Massimo Farinatti Design lavora come una regia progettuale: un metodo chiaro, replicabile, capace di attraversare prodotto, spazio e comunicazione mantenendo coerenza, fattibilità e qualità percepita. Dietro ogni progetto non c'è un "gusto" imposto, ma una sequenza di scelte motivate: ascolto, sintesi, controllo del dettaglio e una lettura concreta delle risorse e delle tecnologie disponibili. È così che aspirazioni e vincoli diventano forma, uso ed esperienza - senza rumore, senza spettri, senza compromessi insistiti.

Strategia

La base: osservare, domandare, sintetizzare. Definire contesto, obiettivi, vincoli e opportunità tecniche, così che ogni decisione successiva sia necessaria e difendibile.

Direzione

Un atto di regia: definire un linguaggio comune—forme, proporzioni, materiali, luce, tono—capace di tenere insieme oggetto, spazio e comunicazione. La direzione riduce il rumore e aumenta riconoscibilità.

Design

Iterare con precisione: semplificare, affinare, migliorare ergonomia e percezione, fino a una soluzione essenziale e completa. È qui che l’idea diventa esperienza.

Innovazione applicata

Tecnologie e processi come leva, non come ornamento. L’innovazione entra quando produce vantaggi reali: qualità d’uso e qualità percepita, controllo della complessità, efficienza e sostenibilità economica.

Implementazione

Portare il progetto in una forma utilizzabile: definizioni di dettaglio coerenti, materiali e finiture, documentazione e asset necessari per applicare la soluzione senza perdita di qualità. L’obiettivo è un passaggio di consegne chiaro e affidabile.

Valori

I valori non sono dichiarazioni astratte: sono criteri di scelta. Guidano cosa togliere, cosa mantenere e cosa rendere evidente—fino a far coincidere funzione, percezione e senso.

Costruzione di senso

Lo studio progetta per dare orientamento alle cose: forma e funzione non sono due piani separati, ma una coerenza unica. Il senso non si aggiunge dopo; si costruisce dentro il progetto, fin dall’inizio.

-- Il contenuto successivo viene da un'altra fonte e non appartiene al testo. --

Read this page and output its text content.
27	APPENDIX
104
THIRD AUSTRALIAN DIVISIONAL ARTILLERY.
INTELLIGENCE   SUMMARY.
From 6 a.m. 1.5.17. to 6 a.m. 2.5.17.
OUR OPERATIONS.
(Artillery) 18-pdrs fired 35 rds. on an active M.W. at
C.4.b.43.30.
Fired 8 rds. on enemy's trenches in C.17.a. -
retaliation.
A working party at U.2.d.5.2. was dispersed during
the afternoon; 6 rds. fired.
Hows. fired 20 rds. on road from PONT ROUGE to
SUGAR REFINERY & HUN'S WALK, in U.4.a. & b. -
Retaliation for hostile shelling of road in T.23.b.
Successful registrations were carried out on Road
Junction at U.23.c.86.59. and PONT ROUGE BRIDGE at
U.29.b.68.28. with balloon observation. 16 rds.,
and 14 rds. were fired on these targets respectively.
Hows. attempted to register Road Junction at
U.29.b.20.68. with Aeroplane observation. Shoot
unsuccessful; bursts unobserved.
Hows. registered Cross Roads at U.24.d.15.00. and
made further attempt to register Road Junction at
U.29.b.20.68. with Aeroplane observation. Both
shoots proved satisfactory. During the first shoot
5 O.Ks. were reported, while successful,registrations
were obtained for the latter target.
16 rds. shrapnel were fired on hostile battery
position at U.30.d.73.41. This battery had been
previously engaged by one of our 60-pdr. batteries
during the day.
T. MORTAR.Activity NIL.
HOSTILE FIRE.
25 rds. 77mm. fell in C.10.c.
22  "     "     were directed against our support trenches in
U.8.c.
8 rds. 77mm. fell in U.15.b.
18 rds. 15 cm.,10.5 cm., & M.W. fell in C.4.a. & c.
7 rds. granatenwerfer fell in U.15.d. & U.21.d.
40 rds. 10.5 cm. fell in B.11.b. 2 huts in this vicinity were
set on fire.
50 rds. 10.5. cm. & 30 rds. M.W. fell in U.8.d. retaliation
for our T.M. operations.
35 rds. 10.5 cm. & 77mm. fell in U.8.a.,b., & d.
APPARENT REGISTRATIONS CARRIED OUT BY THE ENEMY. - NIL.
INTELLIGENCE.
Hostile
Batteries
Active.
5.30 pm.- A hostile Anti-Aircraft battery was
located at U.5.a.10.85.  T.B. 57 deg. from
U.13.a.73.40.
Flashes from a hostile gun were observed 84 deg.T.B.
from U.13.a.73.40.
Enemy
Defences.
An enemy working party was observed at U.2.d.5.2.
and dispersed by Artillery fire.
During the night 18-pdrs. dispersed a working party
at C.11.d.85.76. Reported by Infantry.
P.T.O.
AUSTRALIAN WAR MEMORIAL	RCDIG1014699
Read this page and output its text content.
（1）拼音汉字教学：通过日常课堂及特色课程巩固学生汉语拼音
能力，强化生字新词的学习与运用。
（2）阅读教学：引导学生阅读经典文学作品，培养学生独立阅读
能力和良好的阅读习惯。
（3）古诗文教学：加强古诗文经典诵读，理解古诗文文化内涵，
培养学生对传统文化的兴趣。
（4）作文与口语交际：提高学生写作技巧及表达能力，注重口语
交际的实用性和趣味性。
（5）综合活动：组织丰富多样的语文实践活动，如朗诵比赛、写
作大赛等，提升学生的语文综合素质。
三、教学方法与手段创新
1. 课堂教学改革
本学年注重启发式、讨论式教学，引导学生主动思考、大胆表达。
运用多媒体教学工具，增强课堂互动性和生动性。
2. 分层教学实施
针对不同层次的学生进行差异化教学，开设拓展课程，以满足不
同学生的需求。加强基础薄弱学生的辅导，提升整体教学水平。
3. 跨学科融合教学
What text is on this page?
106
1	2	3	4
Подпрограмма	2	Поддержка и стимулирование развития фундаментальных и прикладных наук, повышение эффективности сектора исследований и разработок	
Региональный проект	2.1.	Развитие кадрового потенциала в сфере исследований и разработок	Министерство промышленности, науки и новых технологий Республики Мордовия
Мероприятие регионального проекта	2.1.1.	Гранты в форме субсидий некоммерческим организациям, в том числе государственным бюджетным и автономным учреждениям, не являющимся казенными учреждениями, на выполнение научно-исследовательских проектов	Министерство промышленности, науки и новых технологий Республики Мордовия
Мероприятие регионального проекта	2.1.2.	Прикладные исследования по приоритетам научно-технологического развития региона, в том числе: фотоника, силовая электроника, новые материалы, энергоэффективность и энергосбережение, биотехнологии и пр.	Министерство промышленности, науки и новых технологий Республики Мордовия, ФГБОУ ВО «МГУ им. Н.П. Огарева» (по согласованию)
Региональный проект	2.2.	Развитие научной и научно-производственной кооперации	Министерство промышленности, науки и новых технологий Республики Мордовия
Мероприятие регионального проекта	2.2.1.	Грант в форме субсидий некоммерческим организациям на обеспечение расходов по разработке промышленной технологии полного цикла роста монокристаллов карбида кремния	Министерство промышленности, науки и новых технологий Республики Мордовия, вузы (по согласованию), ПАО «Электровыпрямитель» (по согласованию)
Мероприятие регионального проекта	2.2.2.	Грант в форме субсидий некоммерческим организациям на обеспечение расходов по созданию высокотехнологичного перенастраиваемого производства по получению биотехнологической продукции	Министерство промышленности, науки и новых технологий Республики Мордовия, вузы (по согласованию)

Rendere visibile l'invisibile

Ridurre non significa impoverire. Significa togliere il rumore per far emergere ciò che conta: proporzioni, luce, uso, dettagli necessari. L’essenziale diventa leggibile.

Progettare per il committente

Ogni progetto nasce per migliorare un brand: identità, posizionamento, qualità percepita e chiarezza dell’offerta. Lo studio lavora come partner responsabile verso obiettivi e risultati.

Il buon design è democratico

La qualità è completa quando è accessibile: robustezza, durata, manutenzione, sostenibilità economica. Il progetto non deve creare distanza; deve portare valore reale nella vita delle persone.

Anthropodesign

L’uomo è al centro fin dall’inizio: il progetto nasce da corpo, uso e contesto. Forma e dettaglio servono a rendere l’esperienza più semplice, più naturale, più giusta.

Premi

I premi non sono un fine, ma un riscontro: indicano che un progetto ha saputo tenere insieme qualità d'uso, chiarezza formale e rigore esecutivo. Nel tempo, alcuni lavori dello studio Massimo Farinatti Design (MF.D) sono stati riconosciuti da giurie internazionali e istituzioni del design. Di seguito, una selezione dei principali riconoscimenti.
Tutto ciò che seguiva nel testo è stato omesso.